Invasive species can be transported among water bodies by boats and trailers.

 This country spends hundreds of millions of dollars every year trying to control aquatic invasive species.  Money is most wisely spent on prevention, since once and invasive species takes hold, it is virtually impossible to eliminate it.   Controlling invasive species costs $200 to $2000 per lake-acre each year.  Research in Vermont shows that invasive plants can cost shoreline owners more than $12,000 each in lost property values on infested lakes. 
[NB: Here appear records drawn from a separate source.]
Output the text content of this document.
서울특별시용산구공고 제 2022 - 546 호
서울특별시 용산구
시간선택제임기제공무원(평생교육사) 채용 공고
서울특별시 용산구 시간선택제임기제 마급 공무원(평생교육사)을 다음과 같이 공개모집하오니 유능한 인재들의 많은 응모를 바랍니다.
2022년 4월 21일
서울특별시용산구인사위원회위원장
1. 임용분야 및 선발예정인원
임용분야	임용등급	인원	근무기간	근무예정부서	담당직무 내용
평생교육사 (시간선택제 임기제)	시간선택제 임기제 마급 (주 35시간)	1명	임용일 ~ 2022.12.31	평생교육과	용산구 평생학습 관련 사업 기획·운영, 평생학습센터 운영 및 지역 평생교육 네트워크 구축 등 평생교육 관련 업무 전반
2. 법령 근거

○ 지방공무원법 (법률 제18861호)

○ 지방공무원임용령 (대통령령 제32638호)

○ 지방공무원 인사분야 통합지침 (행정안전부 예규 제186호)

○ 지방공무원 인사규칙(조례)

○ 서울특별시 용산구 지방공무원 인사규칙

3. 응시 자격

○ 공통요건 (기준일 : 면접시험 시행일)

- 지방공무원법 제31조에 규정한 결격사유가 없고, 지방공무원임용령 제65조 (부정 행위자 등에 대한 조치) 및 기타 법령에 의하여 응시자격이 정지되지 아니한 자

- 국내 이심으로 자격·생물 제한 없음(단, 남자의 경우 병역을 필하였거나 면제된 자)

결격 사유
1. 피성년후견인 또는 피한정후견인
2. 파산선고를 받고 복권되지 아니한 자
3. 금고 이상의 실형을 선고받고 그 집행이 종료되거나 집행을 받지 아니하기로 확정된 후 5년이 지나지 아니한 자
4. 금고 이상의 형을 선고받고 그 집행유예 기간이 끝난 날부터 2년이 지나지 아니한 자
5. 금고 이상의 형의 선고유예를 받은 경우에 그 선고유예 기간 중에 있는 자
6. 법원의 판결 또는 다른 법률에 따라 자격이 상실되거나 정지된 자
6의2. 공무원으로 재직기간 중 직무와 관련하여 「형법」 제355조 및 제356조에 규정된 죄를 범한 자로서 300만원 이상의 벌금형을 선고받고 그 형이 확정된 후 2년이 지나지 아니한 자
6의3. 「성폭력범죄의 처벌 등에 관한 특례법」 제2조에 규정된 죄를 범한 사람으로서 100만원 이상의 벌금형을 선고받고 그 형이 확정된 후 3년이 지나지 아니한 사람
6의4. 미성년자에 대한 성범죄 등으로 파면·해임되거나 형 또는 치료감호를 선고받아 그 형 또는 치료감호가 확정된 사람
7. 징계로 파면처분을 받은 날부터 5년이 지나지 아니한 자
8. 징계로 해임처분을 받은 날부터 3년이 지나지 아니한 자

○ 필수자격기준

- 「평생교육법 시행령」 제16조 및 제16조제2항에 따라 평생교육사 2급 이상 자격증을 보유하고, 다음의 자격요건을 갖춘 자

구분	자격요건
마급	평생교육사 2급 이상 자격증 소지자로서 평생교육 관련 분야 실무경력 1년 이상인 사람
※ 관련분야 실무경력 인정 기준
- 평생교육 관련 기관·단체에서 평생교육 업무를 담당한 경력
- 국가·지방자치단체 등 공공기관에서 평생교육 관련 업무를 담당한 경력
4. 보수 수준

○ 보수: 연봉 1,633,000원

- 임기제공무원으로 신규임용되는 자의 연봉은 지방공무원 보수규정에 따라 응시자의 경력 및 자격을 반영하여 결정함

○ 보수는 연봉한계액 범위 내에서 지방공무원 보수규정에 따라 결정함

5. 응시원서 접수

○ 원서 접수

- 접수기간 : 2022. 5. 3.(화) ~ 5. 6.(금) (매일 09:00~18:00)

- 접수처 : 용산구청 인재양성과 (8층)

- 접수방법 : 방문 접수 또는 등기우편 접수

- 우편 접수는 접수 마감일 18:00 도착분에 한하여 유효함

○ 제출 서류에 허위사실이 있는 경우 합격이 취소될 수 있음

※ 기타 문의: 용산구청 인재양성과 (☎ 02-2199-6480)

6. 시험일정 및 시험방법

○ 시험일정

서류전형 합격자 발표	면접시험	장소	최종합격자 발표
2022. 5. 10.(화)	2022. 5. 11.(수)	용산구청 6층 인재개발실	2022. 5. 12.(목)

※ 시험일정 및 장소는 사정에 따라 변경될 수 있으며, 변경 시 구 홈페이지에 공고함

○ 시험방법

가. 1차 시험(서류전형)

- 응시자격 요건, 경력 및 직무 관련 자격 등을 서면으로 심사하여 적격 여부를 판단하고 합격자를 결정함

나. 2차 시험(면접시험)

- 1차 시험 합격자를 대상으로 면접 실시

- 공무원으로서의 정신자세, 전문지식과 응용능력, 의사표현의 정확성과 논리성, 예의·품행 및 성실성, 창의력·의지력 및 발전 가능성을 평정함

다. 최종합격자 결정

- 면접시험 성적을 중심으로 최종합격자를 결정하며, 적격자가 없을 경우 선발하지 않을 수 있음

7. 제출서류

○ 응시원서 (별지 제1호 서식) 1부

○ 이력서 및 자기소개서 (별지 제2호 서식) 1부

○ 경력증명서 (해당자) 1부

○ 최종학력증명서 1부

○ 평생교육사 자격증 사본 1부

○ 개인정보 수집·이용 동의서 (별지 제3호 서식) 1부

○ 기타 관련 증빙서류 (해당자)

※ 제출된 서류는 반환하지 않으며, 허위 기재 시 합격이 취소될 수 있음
 According to the Maine DEP, if the state experienced a fraction of Vermont’s infestation rate just in its five southern counties, the property value loss alone could exceed $11 million and control costs could reach $2 million to $4 million a year.  These figures would be substantially higher when lost tourism dollars, fishing and water sports opportunities are factored in.

We all need to realize that preventing invasive species will require hard work.  State, local and federal governments must play a leading role in identifying and preventing the spread of invasive species. But government personnel cannot be at every boat ramp and constantly patrol every lake and waterway. 

 To face the challenge, we need to quickly and dramatically increase the number of watershed groups, lake associations, boaters, fishermen and citizen volunteers who can act as our “eyes” and “ears” to catch and prevent these threats as early as possible.